Look at the sea cucumber, which regularly vomits up its entire digestive system as a distraction when it’s under attack. Coughing up a hairball now and then, in comparison, doesn’t seem like that big a deal.
Yet the ability to cough up hairballs does: it gets the hair out of the digestive tract where it could otherwise clog. The hairballs themselves are just something that happens when you lick your fur with a raspy tongue (with the fur, the licking thereof, and the raspy tongue all being useful in themselves). The hacking up of them is the useful part.
It’s not a matter of what they “need”, it’s a matter of what proved to be a good idea at the time. Dogs take the “gnaw the bone until it’s ground up enough to actually swallow” approach to getting the most out of their kills. Cats can’t do that, since they have very specialized carnassial teeth which don’t crunch bones well at all (but they slice meat very nicely). So, to get the last bits of meaty goodness off the bone, they lick it off. Just different solutions to a similar problem.
We’ve had two cats for a few years now and neither of them coughs up furballs. Not ever, as far as I can tell. However there are these facts to consider:[ol][li]They’re both short-hairs.They both shed a fair bit. Also, my wife brushes them regularly.We feed them canned food in addition to dry, which is supposed to give them more liquid and therefore help their digestion. Also, the fish oil in some of the canned food helps the fur pass through more easily.[/ol][/li]
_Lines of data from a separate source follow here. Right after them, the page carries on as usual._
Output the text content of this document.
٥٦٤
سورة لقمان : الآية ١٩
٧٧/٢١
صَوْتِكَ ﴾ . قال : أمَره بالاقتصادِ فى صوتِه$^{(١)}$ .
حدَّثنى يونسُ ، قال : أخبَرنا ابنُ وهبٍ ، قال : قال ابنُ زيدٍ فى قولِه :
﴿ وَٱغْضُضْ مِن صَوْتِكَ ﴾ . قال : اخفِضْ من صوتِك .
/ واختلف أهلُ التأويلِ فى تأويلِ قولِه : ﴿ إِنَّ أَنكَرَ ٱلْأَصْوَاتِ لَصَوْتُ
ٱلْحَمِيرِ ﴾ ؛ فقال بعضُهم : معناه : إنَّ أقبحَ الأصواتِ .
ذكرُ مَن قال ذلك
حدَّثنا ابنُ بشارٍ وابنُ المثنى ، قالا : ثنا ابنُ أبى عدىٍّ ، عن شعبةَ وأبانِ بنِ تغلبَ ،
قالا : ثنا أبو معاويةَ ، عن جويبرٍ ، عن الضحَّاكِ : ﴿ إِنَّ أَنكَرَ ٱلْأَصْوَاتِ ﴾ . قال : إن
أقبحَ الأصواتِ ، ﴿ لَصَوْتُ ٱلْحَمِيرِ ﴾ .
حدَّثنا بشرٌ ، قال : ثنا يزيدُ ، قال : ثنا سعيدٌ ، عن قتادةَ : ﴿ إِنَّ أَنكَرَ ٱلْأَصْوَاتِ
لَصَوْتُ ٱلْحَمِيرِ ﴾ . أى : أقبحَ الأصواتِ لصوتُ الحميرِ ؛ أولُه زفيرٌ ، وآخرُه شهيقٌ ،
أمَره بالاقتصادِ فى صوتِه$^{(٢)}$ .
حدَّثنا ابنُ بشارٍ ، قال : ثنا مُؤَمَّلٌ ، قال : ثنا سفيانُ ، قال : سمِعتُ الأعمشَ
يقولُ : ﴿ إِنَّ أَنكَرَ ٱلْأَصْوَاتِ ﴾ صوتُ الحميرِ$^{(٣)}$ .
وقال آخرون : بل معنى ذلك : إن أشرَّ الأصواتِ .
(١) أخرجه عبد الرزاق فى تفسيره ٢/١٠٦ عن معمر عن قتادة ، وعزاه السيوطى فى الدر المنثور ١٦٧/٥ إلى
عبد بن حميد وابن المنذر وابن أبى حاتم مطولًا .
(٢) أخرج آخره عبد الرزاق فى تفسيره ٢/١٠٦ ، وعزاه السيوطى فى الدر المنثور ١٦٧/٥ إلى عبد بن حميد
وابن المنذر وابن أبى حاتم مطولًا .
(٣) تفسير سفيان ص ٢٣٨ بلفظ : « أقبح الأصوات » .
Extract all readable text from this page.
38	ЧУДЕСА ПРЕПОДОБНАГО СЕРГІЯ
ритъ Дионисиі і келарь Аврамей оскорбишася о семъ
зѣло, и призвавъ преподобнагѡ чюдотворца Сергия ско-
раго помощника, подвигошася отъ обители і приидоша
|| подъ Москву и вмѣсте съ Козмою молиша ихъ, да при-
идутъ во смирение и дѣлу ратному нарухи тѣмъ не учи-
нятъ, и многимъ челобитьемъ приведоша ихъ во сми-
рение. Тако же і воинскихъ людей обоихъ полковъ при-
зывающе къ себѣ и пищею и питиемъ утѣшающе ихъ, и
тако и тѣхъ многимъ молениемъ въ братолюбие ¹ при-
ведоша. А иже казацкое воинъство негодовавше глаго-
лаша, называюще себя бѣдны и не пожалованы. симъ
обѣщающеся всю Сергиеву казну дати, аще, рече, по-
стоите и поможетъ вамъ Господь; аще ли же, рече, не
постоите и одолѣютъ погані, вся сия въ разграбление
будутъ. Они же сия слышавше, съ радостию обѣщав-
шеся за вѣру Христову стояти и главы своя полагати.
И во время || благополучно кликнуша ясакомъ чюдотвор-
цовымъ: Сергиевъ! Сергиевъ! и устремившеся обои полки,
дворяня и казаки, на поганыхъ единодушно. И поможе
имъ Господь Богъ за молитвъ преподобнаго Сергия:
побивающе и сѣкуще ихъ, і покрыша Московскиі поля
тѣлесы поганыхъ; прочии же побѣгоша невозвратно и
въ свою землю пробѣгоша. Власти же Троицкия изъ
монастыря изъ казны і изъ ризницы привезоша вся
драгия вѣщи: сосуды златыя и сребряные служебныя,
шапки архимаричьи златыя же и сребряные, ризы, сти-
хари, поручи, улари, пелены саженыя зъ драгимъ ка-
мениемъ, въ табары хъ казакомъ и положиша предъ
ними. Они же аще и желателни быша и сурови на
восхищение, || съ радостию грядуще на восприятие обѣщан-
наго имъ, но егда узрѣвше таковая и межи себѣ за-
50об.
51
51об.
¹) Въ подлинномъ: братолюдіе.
This doesn’t address whether furball-vomiting is a common behavior in wild cats. I don’t really know, but my guess would be no, since this is essentially a kind of involuntary bulimia. It would be bad for the cat’s teeth and stomach, I assume, and would also mean losing whatever valuable food happened to be in the stomach at the time. Wild animals presumably can’t afford to pay these costs.
I’m guessing though about all this, as you can tell. Perhaps an authority on cat retching will come by and give a proper treatise.